On April 23, 2026, two MCP packages were published to npm within hours of each other. An independent security audit by ReversingLabs Spectra Assure found that 0nmcp 4.5.1 passed every check across six security categories — no secrets, no vulnerabilities, no tampering, no malware. The same audit found that openclaw 2026.4.22 had 3 embedded web service credentials, was enumerating AWS secret access keys, contained HTTP request interception domains, and flagged 14 open issues across 190 detected behaviors.
This is what a potentially compromised MCP package looks like before it becomes a data breach.
The MCP Ecosystem Is Moving Fast
The MCP ecosystem is moving faster than any other layer of the AI infrastructure stack right now. Every week, new packages appear on npm claiming to connect Claude or other AI models to a growing list of services. Many of them are legitimate. Some of them are not.
The problem — the specific, dangerous, real problem — is that most people installing MCP packages have no process for telling the difference. They read the README. It looks useful. They run the install command. They configure it. They connect it to their Claude Desktop. And in doing so, they hand an unvetted piece of software access to every service credential in their environment.

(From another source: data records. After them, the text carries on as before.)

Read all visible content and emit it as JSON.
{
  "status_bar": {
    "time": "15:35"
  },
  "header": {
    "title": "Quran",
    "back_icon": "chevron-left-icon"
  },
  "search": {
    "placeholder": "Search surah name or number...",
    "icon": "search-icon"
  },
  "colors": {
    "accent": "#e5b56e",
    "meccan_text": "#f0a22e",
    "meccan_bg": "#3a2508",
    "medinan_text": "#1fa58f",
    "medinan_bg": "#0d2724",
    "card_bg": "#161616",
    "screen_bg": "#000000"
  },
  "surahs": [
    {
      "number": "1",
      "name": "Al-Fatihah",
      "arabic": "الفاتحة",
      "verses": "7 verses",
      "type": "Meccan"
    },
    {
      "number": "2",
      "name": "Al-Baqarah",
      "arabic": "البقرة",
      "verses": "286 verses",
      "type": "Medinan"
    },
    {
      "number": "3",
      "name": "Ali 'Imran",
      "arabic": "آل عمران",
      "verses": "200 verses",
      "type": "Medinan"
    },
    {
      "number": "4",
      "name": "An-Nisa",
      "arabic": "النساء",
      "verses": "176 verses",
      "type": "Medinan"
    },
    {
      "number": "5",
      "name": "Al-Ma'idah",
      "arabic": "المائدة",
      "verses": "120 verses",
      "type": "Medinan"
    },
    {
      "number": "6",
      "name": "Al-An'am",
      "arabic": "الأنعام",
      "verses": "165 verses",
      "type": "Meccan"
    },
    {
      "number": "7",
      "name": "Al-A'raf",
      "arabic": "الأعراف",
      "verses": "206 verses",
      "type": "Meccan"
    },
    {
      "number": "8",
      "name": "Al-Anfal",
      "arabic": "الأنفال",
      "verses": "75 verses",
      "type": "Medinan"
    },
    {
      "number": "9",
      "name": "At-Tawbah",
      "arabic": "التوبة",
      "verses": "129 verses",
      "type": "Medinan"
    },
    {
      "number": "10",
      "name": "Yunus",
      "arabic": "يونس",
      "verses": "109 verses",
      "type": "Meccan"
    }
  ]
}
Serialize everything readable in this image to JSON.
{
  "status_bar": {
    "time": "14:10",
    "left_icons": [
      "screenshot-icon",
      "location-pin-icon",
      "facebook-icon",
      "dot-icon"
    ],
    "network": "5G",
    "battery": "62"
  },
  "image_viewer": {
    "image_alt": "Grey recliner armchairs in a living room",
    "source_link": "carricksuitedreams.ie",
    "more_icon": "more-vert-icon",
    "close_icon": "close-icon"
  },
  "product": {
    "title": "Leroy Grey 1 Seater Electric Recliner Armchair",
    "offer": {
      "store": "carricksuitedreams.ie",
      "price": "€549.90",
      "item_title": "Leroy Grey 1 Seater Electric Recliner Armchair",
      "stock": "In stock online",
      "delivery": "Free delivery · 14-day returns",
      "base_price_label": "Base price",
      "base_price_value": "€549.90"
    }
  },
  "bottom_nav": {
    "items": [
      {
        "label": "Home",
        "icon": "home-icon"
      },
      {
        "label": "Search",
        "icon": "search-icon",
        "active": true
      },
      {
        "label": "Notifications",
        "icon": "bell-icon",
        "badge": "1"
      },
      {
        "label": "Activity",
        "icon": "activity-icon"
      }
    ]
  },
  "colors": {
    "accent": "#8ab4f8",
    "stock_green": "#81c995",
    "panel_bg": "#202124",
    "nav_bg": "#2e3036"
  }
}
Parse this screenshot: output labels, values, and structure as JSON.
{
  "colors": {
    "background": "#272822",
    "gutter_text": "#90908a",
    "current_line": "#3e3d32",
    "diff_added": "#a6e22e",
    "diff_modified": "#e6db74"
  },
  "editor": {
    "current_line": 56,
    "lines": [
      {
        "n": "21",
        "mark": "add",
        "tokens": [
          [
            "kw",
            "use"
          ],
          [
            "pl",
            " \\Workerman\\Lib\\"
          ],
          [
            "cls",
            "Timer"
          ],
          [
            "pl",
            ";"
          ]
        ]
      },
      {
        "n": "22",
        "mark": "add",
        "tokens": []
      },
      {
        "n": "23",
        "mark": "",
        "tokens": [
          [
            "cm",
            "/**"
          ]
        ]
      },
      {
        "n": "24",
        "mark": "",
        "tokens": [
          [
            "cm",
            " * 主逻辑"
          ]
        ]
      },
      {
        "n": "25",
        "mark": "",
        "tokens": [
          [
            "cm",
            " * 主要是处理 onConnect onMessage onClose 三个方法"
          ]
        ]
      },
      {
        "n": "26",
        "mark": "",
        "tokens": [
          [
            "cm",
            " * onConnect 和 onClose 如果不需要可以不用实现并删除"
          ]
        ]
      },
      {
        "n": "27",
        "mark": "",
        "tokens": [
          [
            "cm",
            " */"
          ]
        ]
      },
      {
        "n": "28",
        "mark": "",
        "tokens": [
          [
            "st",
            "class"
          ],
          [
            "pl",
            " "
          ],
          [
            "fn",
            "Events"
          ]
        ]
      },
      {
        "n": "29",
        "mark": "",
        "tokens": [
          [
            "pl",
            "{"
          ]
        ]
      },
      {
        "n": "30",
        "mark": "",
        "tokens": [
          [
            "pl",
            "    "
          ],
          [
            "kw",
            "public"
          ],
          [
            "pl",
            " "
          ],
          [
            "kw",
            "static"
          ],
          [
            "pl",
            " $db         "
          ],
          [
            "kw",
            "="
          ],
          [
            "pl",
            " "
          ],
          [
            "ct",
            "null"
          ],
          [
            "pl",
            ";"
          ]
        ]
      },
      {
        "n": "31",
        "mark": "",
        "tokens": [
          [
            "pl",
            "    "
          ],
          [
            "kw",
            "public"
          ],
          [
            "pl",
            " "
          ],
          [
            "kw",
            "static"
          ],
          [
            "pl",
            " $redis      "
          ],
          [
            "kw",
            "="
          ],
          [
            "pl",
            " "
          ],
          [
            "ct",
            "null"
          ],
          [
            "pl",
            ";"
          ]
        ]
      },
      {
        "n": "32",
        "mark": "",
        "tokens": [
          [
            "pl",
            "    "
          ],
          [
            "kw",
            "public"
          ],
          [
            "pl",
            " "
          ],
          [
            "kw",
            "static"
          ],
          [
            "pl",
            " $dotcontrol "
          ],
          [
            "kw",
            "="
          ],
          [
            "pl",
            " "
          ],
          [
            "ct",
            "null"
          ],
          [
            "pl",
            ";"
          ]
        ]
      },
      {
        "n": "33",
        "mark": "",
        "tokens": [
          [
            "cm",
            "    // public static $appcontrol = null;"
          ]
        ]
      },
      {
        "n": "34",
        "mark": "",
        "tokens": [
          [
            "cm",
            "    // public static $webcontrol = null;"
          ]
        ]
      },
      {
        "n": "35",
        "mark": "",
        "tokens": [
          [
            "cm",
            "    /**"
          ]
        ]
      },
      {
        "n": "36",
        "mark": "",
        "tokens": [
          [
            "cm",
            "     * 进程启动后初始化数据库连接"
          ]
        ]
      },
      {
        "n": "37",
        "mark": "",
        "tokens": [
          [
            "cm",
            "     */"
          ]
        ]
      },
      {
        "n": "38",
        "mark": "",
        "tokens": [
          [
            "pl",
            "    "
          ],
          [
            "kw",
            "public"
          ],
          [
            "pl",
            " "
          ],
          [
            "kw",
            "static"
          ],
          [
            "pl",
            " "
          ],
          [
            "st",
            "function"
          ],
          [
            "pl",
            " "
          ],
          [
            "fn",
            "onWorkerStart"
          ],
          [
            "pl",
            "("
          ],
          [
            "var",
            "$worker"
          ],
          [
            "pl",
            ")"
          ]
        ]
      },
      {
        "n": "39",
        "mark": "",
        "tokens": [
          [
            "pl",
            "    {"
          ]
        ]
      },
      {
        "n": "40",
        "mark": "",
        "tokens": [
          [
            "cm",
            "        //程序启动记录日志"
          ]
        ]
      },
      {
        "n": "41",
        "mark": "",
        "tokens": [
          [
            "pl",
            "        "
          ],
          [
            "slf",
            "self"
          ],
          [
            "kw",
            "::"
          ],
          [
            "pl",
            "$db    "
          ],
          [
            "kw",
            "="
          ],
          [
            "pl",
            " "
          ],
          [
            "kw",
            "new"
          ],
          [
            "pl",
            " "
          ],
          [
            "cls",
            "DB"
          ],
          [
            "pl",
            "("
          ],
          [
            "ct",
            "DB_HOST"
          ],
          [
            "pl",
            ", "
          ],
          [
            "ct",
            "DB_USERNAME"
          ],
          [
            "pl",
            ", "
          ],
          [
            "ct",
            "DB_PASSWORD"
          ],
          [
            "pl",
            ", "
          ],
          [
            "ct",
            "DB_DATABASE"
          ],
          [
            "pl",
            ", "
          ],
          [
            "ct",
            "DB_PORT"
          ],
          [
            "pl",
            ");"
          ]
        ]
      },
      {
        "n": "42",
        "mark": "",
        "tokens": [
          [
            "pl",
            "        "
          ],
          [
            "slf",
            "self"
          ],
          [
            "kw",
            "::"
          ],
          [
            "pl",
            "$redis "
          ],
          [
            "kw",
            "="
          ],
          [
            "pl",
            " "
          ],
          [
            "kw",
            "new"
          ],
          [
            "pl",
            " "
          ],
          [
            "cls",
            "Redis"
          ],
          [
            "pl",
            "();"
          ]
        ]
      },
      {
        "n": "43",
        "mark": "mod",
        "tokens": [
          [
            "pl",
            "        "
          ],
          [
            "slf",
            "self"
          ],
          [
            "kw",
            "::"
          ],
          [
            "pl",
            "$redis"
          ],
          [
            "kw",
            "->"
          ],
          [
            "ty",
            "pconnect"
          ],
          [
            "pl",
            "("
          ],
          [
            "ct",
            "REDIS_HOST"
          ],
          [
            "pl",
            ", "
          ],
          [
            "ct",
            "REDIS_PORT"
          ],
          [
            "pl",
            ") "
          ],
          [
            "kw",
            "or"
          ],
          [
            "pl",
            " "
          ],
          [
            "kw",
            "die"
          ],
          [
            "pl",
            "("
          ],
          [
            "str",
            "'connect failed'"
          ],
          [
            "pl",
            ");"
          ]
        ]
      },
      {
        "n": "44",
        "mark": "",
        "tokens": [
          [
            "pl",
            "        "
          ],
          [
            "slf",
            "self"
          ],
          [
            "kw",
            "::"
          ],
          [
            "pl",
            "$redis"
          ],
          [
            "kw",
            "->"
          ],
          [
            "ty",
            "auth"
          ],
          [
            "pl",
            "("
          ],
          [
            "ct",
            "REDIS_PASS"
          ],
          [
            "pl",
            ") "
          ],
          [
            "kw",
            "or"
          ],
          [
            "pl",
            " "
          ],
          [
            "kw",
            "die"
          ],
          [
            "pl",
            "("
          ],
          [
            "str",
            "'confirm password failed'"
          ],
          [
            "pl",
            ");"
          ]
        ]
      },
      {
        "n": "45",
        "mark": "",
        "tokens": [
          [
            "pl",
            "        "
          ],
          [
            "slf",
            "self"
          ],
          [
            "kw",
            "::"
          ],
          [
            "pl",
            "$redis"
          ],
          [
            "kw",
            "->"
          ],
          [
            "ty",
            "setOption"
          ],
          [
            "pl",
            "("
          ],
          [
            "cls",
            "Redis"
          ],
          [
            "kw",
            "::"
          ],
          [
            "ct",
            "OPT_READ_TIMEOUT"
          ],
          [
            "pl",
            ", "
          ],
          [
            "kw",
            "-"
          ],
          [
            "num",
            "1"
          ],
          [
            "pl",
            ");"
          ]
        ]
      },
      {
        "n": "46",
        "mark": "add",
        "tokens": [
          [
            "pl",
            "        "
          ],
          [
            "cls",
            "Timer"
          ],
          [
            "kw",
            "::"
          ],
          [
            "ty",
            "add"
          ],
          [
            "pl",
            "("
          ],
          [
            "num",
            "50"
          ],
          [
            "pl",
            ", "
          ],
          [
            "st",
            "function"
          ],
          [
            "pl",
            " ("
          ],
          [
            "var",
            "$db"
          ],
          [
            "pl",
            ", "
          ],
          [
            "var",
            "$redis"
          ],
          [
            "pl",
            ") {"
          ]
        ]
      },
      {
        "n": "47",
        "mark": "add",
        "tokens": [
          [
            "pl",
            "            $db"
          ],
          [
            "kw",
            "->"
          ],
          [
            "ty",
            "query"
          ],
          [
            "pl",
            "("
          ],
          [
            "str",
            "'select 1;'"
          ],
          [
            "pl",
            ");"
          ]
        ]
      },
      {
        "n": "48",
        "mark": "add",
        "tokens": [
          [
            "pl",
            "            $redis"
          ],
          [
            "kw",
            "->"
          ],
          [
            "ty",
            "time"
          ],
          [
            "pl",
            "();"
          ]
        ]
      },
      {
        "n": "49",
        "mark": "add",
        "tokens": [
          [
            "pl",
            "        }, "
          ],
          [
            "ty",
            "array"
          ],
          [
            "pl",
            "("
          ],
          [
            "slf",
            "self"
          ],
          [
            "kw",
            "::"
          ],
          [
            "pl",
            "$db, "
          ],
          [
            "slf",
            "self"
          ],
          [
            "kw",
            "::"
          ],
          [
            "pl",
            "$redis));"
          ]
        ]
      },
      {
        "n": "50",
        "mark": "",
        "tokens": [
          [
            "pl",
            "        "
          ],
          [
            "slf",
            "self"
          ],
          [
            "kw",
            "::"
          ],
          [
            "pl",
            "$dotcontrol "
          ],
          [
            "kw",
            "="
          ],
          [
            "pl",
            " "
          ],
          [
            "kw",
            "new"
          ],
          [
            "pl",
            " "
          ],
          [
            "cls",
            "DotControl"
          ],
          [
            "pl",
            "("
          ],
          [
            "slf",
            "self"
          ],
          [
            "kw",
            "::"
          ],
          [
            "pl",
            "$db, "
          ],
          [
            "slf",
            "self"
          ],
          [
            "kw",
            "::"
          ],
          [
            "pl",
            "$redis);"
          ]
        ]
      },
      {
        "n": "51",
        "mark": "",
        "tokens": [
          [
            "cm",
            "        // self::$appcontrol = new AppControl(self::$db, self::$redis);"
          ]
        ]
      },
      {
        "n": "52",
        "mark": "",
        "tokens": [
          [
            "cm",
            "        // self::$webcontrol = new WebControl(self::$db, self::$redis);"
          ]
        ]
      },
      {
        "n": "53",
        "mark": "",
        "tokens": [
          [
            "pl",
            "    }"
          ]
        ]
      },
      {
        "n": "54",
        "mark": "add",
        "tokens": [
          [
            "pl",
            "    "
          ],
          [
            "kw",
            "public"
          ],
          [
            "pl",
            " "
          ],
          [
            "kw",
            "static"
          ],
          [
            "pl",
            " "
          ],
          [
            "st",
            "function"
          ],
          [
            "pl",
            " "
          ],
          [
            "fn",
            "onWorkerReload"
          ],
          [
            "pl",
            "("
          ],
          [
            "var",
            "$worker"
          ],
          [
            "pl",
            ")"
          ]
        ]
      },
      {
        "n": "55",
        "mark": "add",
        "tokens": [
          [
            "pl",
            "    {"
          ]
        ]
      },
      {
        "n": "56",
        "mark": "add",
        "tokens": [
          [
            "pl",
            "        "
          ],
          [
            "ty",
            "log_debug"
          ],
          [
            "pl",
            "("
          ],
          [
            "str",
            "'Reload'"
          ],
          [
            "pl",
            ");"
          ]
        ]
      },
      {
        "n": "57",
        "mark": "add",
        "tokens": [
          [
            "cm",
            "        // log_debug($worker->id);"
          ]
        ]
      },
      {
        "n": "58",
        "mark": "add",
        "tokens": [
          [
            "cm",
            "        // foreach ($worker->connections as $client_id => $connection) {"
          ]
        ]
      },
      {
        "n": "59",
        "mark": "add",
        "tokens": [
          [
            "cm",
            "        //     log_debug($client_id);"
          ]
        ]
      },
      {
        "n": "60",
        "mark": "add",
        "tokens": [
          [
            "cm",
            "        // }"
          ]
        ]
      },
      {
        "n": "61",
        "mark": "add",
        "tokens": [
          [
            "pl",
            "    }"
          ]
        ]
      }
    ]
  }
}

The Audit Platform: ReversingLabs Spectra Assure
ReversingLabs Spectra Assure Community is an independent software supply chain security platform that performs static code analysis on npm packages. It evaluates packages across six categories: License compliance, Secrets detection, Vulnerability scanning, Code hardening, Tampering detection, and Malware analysis.
It is the same type of analysis platform used by enterprise security teams to vet open-source dependencies before deployment. The community version is free and publicly accessible at secure.software.
0nmcp 4.5.1 — PASS: Everything Is Awesome
The ReversingLabs scan of 0nmcp 4.5.1 returned a PASS result across all six security categories:
- Licenses: No compliance issues
- Secrets: No sensitive information found
- Vulnerabilities: None detected
- Hardening: No application hardening issues
- Tampering: No evidence of software tampering
- Malware: No evidence of malware inclusion
The behaviors detected in 0nmcp are documented and explainable: AES encryption for vault credential storage, Base64 encoding for data serialization, payment service URLs for Stripe/Square integration, and standard MCP server initialization on launch. Every behavior has a documented explanation. None are anomalous.
openclaw 2026.4.22 — WARNING: Risk: Secrets
The openclaw result is different. The scan returned a WARNING with risk level: Secrets. The assessment found 3 web service credentials embedded in the package code. The analysis flagged 14 open issues and 190 detected behaviors across 44 declared dependencies.
3 Web Service Credentials Found
The scanner detected plaintext credentials within network protocol strings — the pattern protocol://username:password@domain embedded within the package components. Hardcoded credentials in a package that installs into your environment and connects to AI models is not a configuration choice. It is a security failure.
AWS Secret Access Key Enumeration
The scan detected that openclaw enumerates an environment variable that holds an Amazon Web Services secret access key. This behavior is uncommon — found in zero packages in the Top 100 npm packages and only 21 packages in the Top 10,000. When a package enumerates your AWS_SECRET_ACCESS_KEY, it is reading the credential that controls access to your AWS account.
HTTP Request Interception Domains
The package sets up network interactions with domains commonly associated with HTTP request interception. This is a recognized indicator of data exfiltration or man-in-the-middle behavior.
Raw GitHub File URLs
The package contains URLs linking to raw files hosted on GitHub. Attackers often abuse popular web services to host malicious payloads because code-sharing service URLs are typically allowed by security solutions.
Why This Matters Right Now
The MCP ecosystem is in the same phase that npm was in before supply chain attacks became a mainstream security concern. The SolarWinds attack, the 3CX attack, the XZ Utils backdoor — in every case, the attack vector was the same: malicious code distributed through a trusted package channel.
MCP packages are uniquely dangerous because they sit between AI models and live service credentials. A compromised MCP server has access to API keys, database connections, payment processors, and communication channels. It is the highest-leverage attack surface in modern AI infrastructure.
How to Check Any MCP Package Before Installing
Navigate to: secure.software/npm/packages/[package-name]
This gives you license compliance, secrets scan, vulnerability scan, behavioral analysis, tampering detection, and malware scan. The scan takes under two minutes.
If the result is anything other than a clean PASS across all six categories, treat the package as untrusted.
The Bottom Line
0nmcp 4.5.1: PASS. 1,554 tools. 96 services. Independently audited. Certified clean.
openclaw 2026.4.22: WARNING. 3 embedded credentials. AWS key enumeration. 14 open issues. Do not install.
Check any MCP package before you install it. The tool is free. The risk of not checking is not.